If instinct is, above all, the faculty of using an organized natural instrument, it must involve innate knowledge (potential or unconscious, it is true), both of this instrument and of the object to which it is applied. Instinct is therefore innate knowledge of a thing. But intelligence is the faculty of constructing unorganized—that is to say artificial—instruments. If, on its account, nature gives up endowing the living being with the instruments that may serve him, it is in order that the living being may be able to vary his construction according to circumstances. The essential function of intelligence is therefore to see the way out of a difficulty in any circumstances whatever, to find what is most suitable, what answers best the question asked. Hence it bears essentially on the relations between a given situation and the means of utilizing it.
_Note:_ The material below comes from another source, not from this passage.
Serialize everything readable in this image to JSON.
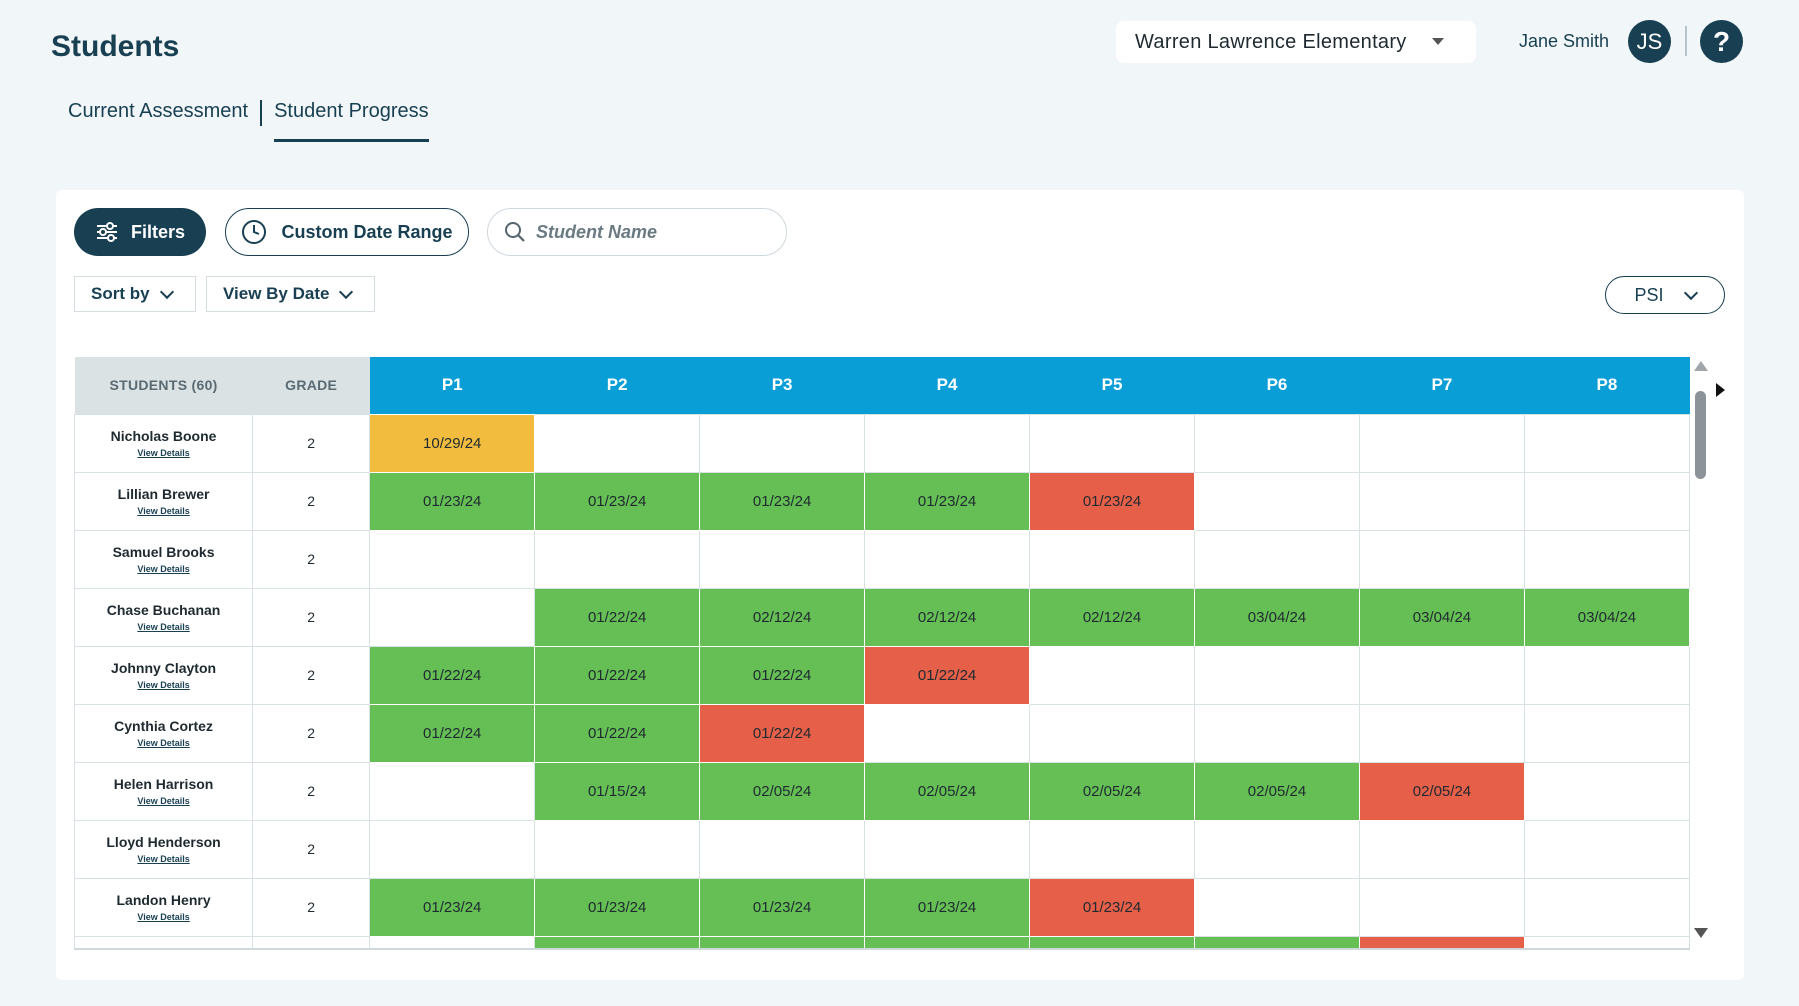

What is innate in intellect, therefore, is the tendency to establish relations, and this tendency implies the natural knowledge of certain very general relations, a kind of stuff that the activity of each particular intellect will cut up into more special relations. Where activity is directed toward manufacture, therefore, knowledge necessarily bears on relations. But this entirely formal knowledge of intelligence has an immense advantage over the material knowledge of instinct. A form, just because it is empty, may be filled at will with any number of things in turn, even with those that are of no use. So that a formal knowledge is not limited to what is practically useful, although it is in view of practical utility that it has made its appearance in the world. An intelligent being bears within himself the means to transcend his own nature.